Loma Linda University Health added far more power outlets than normal to the room in the Drayson Center where the meetings are held. The additional plug-ins are for patients carrying oxygen concentrators. The university, which is in the city of Loma Linda in southeastern California, also made changes to the room to accommodate patients in need of greater mobility resources.

The Loma Linda PH support group meets four times a year. The gatherings bring together patients, caregivers, medical professionals, healthcare providers, and guest speakers.

Giri, who heads the university’s Pulmonary Hypertension Program, started the support group to give patients better insight into their conditions’ challenges, and how to cope with them.

“We want to make sure individuals understand the complexities of the disease and learn about it from each other, which is probably one of the main reasons for patients and their families to attend,” Giri said in a Loma Linda University press release.

Patients connect with others who are going through similar experiences, and share their stories of triumph and hardships.

Giri, who always attends the meetings, said support groups also help patients learn about expert resources.

The most recent meeting, on Aug. 6, featured a discussion led by Sandee Lombardi, a nurse who is the PH coordinator at the University of California at San Diego medical center.

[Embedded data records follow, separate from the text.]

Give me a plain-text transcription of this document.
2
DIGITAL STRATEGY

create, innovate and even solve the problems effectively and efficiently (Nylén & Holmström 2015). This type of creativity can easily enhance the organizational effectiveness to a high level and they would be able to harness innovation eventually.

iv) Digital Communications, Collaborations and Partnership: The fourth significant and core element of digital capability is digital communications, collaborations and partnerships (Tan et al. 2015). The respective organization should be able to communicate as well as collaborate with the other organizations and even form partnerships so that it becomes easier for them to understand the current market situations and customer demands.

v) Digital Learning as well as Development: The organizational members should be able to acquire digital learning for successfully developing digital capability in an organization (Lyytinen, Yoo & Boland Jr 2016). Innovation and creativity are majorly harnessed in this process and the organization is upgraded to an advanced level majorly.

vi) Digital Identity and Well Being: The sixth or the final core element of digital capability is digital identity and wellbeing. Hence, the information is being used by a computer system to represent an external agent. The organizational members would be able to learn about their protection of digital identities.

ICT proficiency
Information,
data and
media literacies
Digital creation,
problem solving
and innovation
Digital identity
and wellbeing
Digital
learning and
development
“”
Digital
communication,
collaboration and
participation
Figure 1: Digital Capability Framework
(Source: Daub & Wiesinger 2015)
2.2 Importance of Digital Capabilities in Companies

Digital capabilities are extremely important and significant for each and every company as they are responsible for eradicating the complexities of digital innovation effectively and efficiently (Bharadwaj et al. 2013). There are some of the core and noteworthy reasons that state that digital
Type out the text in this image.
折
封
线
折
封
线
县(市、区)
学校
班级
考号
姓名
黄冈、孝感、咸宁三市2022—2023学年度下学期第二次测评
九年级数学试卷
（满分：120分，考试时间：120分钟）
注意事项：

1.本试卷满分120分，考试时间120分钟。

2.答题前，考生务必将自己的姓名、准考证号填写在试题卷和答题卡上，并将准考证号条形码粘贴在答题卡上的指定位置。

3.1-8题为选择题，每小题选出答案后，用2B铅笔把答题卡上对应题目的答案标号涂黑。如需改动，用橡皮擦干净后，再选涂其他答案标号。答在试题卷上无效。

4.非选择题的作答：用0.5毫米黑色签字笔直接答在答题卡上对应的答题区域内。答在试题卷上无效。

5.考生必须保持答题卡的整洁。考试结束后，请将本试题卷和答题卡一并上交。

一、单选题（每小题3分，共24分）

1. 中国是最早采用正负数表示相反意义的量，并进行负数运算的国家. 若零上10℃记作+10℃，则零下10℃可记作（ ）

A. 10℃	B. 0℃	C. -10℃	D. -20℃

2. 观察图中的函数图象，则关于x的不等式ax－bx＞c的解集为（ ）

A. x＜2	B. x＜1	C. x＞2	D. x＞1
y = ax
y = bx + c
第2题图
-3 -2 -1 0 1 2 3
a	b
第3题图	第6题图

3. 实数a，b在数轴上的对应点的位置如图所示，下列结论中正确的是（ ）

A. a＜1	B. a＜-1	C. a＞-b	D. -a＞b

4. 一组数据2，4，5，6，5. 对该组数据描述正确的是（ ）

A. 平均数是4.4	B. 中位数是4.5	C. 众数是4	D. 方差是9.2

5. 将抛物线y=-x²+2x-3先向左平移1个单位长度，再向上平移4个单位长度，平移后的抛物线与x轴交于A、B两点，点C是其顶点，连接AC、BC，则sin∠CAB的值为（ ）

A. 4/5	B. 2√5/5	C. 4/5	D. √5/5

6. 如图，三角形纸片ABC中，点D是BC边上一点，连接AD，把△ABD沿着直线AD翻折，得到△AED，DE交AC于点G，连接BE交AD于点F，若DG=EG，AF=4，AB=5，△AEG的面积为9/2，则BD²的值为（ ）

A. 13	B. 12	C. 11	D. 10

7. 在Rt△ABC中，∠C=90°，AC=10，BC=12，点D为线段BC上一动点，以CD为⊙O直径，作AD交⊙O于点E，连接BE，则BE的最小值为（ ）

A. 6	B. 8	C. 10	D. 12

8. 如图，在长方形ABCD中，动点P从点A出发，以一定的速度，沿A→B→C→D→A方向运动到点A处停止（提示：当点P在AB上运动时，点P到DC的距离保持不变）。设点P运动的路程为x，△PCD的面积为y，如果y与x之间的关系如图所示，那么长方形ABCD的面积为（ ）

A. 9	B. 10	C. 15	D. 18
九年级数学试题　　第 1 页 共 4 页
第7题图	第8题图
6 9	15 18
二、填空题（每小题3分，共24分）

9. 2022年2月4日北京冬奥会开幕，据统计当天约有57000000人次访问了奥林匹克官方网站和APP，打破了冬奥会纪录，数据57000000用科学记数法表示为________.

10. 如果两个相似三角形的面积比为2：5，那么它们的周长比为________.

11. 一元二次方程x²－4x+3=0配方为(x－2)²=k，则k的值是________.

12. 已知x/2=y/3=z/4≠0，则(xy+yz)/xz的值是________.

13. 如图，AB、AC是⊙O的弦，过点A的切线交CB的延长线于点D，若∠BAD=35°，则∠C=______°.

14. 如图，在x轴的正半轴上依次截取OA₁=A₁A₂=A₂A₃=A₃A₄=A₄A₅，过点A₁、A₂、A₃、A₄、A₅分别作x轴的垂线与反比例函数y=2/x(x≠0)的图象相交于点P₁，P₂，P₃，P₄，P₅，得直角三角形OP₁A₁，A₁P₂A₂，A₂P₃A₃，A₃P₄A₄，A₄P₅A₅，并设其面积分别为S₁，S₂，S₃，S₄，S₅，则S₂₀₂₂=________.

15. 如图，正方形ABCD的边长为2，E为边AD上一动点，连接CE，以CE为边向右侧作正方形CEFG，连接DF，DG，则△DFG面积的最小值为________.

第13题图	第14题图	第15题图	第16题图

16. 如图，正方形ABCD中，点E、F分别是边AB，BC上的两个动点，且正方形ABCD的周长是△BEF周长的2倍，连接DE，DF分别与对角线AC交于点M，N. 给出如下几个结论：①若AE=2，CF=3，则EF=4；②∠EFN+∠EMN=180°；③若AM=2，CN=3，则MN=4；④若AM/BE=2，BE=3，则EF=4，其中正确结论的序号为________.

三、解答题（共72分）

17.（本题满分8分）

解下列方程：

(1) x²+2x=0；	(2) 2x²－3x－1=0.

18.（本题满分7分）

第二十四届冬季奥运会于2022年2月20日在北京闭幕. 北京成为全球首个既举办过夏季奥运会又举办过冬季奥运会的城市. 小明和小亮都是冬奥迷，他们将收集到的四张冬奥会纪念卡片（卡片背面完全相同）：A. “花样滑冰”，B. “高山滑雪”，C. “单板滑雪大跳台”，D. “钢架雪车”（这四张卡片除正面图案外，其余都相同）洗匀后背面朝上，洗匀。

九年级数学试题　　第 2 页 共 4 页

She spoke in detail about what it means to manage PH daily. And she discussed resources that can help caregivers.

Previous meetings have featured doctors, nutritionists, and social workers.

The PH coordinator at Loma Linda University Health, Jeanette Merrill-Henry, said “patients are truly enlightened by the educational aspects of coming to the meetings and learning more about the disease.”

Merrill-Henry said two reasons the support groups are valuable are that they remind patients they are not alone and that support is always available.

Some patients leave with a sense of urgency about dealing with their condition, she added.